Capítulo 91 Eu Estou ao Seu Lado — Cada Vez Mais Parecido com um Monge

Evolução Global dos Jogos Espada Sem Nuvem 3717 palavras 2026-01-29 21:57:00

“Missão principal 1: Descobrir a causa da morte do apresentador do programa ‘Grito à Uma da Manhã’.”
“Missão principal 2: Eliminar pelo menos dois espíritos malignos.”
Tempo para concluir as missões: 15 dias.
“Dica 1: Algumas histórias parecem não assustar, mas são muito perigosas.”
“Dica 2: Fantasmas são assustadores, mas algumas pessoas são ainda mais…”

“Bem, mesmo sendo um cenário da zona comum, no fim das contas preciso resolver três casos sobrenaturais. Realmente faz jus à dificuldade de oito estrelas”, ponderou An Lin Chen, assentindo levemente e concluindo que só poderia redimi-los.

Percebia cada vez mais que estava ficando parecido com um monge – talvez fosse efeito do cultivo do Grande Sutra do Dragão Celestial. Afinal, essa técnica pertencia aos ensinamentos budistas: Fa Hai precisava dominá-la para atingir a iluminação, e mesmo que An Lin Chen não tivesse esse objetivo, sabia que a prática acabava influenciando a mente.

“Mestre, só com um toque… está resolvido?” A dona do restaurante olhava incrédula.

O cozinheiro se aproximou dela, murmurando: “Será que ele é um enganador?”

“Não sei, mas ele acertou tudo direitinho. Nossos ingredientes estão sempre frescos ultimamente, mas ainda assim, a comida não estava boa… Alguma coisa havia de errado.” Ela disse em tom grave: “Você sempre cozinhou muito bem antes.”

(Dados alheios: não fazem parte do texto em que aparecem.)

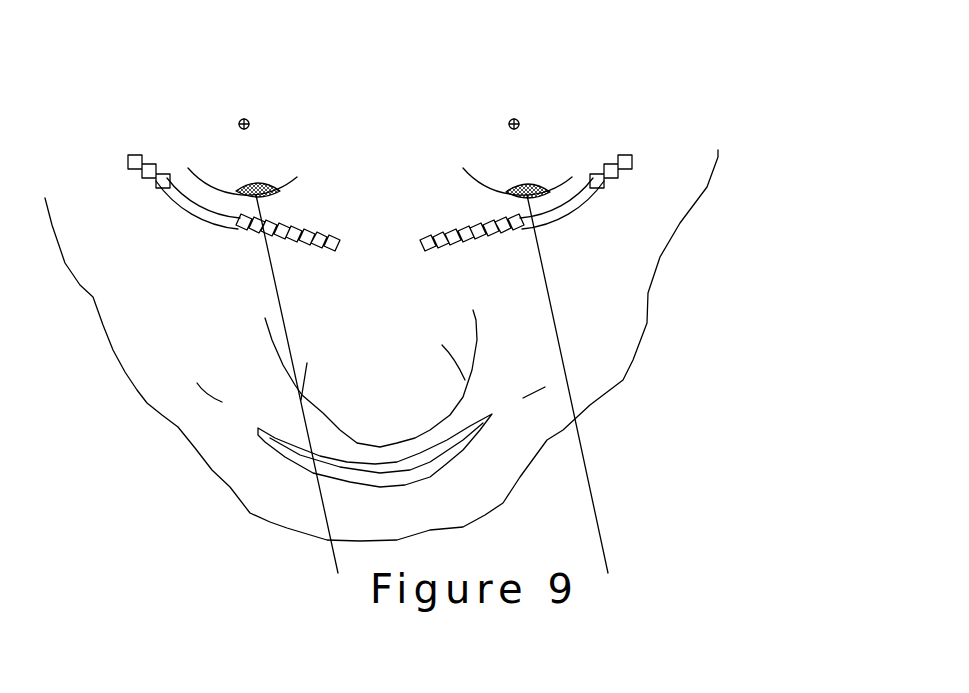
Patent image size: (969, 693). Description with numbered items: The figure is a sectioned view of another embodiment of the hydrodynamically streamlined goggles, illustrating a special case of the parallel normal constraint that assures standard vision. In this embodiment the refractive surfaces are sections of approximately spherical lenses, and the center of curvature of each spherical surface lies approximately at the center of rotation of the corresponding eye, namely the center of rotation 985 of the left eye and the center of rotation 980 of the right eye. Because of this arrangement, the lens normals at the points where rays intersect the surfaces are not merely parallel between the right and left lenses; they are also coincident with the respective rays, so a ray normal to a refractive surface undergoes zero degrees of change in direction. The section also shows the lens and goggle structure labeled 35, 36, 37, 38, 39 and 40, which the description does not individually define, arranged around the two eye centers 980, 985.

The right implant upper end 35 is at (615, 133).
The left implant upper end 36 is at (122, 140).
The right implant body 37 is at (483, 253).
The left implant body 38 is at (207, 233).
The right implant lower serrated end 39 is at (463, 228).
The left implant lower serrated end 40 is at (298, 225).
The center of rotation of the right eye 980 is at (243, 110).
The center of rotation of the left eye 985 is at (515, 110).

O chef assentiu: “Vou preparar algo para provar.”

Enquanto cochichavam, An Lin Chen não se apressou. Como precisava comer algo, sentou-se.

“Senhora, pode me trazer um prato de macarrão com mostarda e tiras de carne, mas sem carne, por favor.” Lembrou-se de que, sendo monge agora, seria melhor evitar carne.

“Certo, certo!”

Logo o prato chegou. Outros clientes começaram a entrar.

Desta vez, tanto os vegetais quanto as tiras de carne estavam ótimos, e os fregueses não paravam de elogiar.

Era quase milagroso; a dona e o cozinheiro sorriam de tanta felicidade.

“Mestre, o senhor é mesmo extraordinário!”

“Vamos caprichar e trazer mais acompanhamentos vegetarianos para o mestre!”

O cozinheiro concordou animado: “Deixa comigo.”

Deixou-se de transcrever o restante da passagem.